Answer
$$p\left( x \right) = \left( {x - 1} \right)\left( {x - 2} \right)\left( {x + 1} \right)$$
Work Step by Step
$$\eqalign{
& p\left( x \right) = {x^3} - 2{x^2} - x + 2 \cr
& {\text{The constant term is 2 }}\left( {{\text{which has divisors }} \pm 1, \pm 2} \right) \cr
& {\text{Evaluating }}x = 1 \cr
& p\left( 1 \right) = {\left( 1 \right)^3} - 2{\left( 1 \right)^2} - \left( 1 \right) + 2 \cr
& p\left( 1 \right) = 0 \cr
& \cr
& p\left( x \right) = 0{\text{ for }}x = 1,{\text{ then }}\left( {x - 1} \right){\text{ is a factor of }}p\left( x \right) \cr
& {x^3} - 2{x^2} - x + 2 = \left( {x - 1} \right)q\left( x \right) \cr
& {\text{By the long division}}\,\,{\text{ }}x - 1\left){\vphantom{1{{x^3} - 2{x^2} - x + 2}}}\right.
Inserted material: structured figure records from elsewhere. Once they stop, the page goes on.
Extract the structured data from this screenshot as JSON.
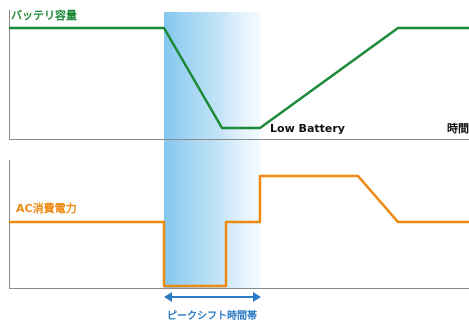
{
  "battery_label": "バッテリ容量",
  "low_battery_label": "Low Battery",
  "time_label": "時間",
  "ac_label": "AC消費電力",
  "peak_shift_label": "ピークシフト時間帯",
  "colors": {
    "battery_line": "#1d8a3a",
    "ac_line": "#ee8a12",
    "peak_band": "#7cc4ee",
    "arrow": "#2a7ac4",
    "axis": "#8a8a8a"
  }
}
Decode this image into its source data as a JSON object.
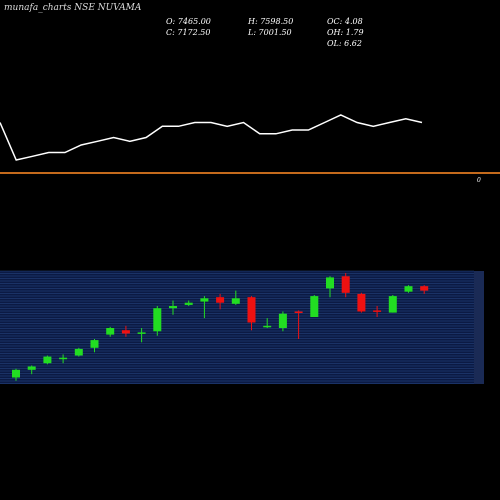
{
  "header": {
    "title": "munafa_charts NSE NUVAMA",
    "open": "O: 7465.00",
    "high": "H: 7598.50",
    "oc": "OC: 4.08",
    "close": "C: 7172.50",
    "low": "L: 7001.50",
    "oh": "OH: 1.79",
    "ol": "OL: 6.62"
  },
  "divider_label": "0",
  "colors": {
    "background": "#000000",
    "line": "#ffffff",
    "divider": "#c46a1c",
    "up": "#22dd22",
    "down": "#ee1111",
    "grid_panel": "#0b1a44",
    "grid_line": "#2a4a88"
  },
  "chart_data": [
    {
      "type": "line",
      "values": [
        140,
        130,
        131,
        132,
        132,
        134,
        135,
        136,
        135,
        136,
        139,
        139,
        140,
        140,
        139,
        140,
        137,
        137,
        138,
        138,
        140,
        142,
        140,
        139,
        140,
        141,
        140
      ]
    },
    {
      "type": "candlestick",
      "ylim": [
        0,
        100
      ],
      "candles": [
        {
          "o": 5,
          "h": 13,
          "l": 2,
          "c": 12
        },
        {
          "o": 12,
          "h": 16,
          "l": 8,
          "c": 15
        },
        {
          "o": 18,
          "h": 25,
          "l": 17,
          "c": 24
        },
        {
          "o": 23,
          "h": 26,
          "l": 18,
          "c": 23
        },
        {
          "o": 25,
          "h": 32,
          "l": 24,
          "c": 31
        },
        {
          "o": 32,
          "h": 40,
          "l": 28,
          "c": 39
        },
        {
          "o": 44,
          "h": 51,
          "l": 42,
          "c": 50
        },
        {
          "o": 48,
          "h": 52,
          "l": 42,
          "c": 45
        },
        {
          "o": 46,
          "h": 50,
          "l": 37,
          "c": 46
        },
        {
          "o": 47,
          "h": 70,
          "l": 43,
          "c": 68
        },
        {
          "o": 68,
          "h": 75,
          "l": 62,
          "c": 70
        },
        {
          "o": 71,
          "h": 75,
          "l": 70,
          "c": 73
        },
        {
          "o": 74,
          "h": 79,
          "l": 59,
          "c": 77
        },
        {
          "o": 78,
          "h": 81,
          "l": 67,
          "c": 73
        },
        {
          "o": 72,
          "h": 84,
          "l": 71,
          "c": 77
        },
        {
          "o": 78,
          "h": 79,
          "l": 48,
          "c": 55
        },
        {
          "o": 52,
          "h": 59,
          "l": 50,
          "c": 52
        },
        {
          "o": 50,
          "h": 65,
          "l": 47,
          "c": 63
        },
        {
          "o": 65,
          "h": 66,
          "l": 40,
          "c": 64
        },
        {
          "o": 60,
          "h": 80,
          "l": 60,
          "c": 79
        },
        {
          "o": 86,
          "h": 97,
          "l": 78,
          "c": 96
        },
        {
          "o": 97,
          "h": 100,
          "l": 78,
          "c": 82
        },
        {
          "o": 81,
          "h": 82,
          "l": 64,
          "c": 65
        },
        {
          "o": 66,
          "h": 70,
          "l": 60,
          "c": 65
        },
        {
          "o": 64,
          "h": 80,
          "l": 64,
          "c": 79
        },
        {
          "o": 83,
          "h": 89,
          "l": 82,
          "c": 88
        },
        {
          "o": 88,
          "h": 89,
          "l": 81,
          "c": 84
        }
      ]
    }
  ]
}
\!\!\!\!\overline{\,\,\,\vphantom 1{{{x^3} - 2{x^2} - x + 2}}}{\text{ we obtain}} \cr
& {x^3} - 2{x^2} - x + 2 = \left( {x - 1} \right)\left( {{x^2} - x - 2} \right) \cr
& {\text{Factoring the trinomial of the form }}{x^2} + bx + c \cr
& {x^3} - 2{x^2} - x + 2 = \left( {x - 1} \right)\left( {x - 2} \right)\left( {x + 1} \right) \cr
& {\text{Thus}}{\text{,}} \cr
& p\left( x \right) = {x^3} - 2{x^2} - x + 2 \cr
& p\left( x \right) = \left( {x - 1} \right)\left( {{x^2} - x - 2} \right) \cr
& p\left( x \right) = \left( {x - 1} \right)\left( {x - 2} \right)\left( {x + 1} \right) \cr} $$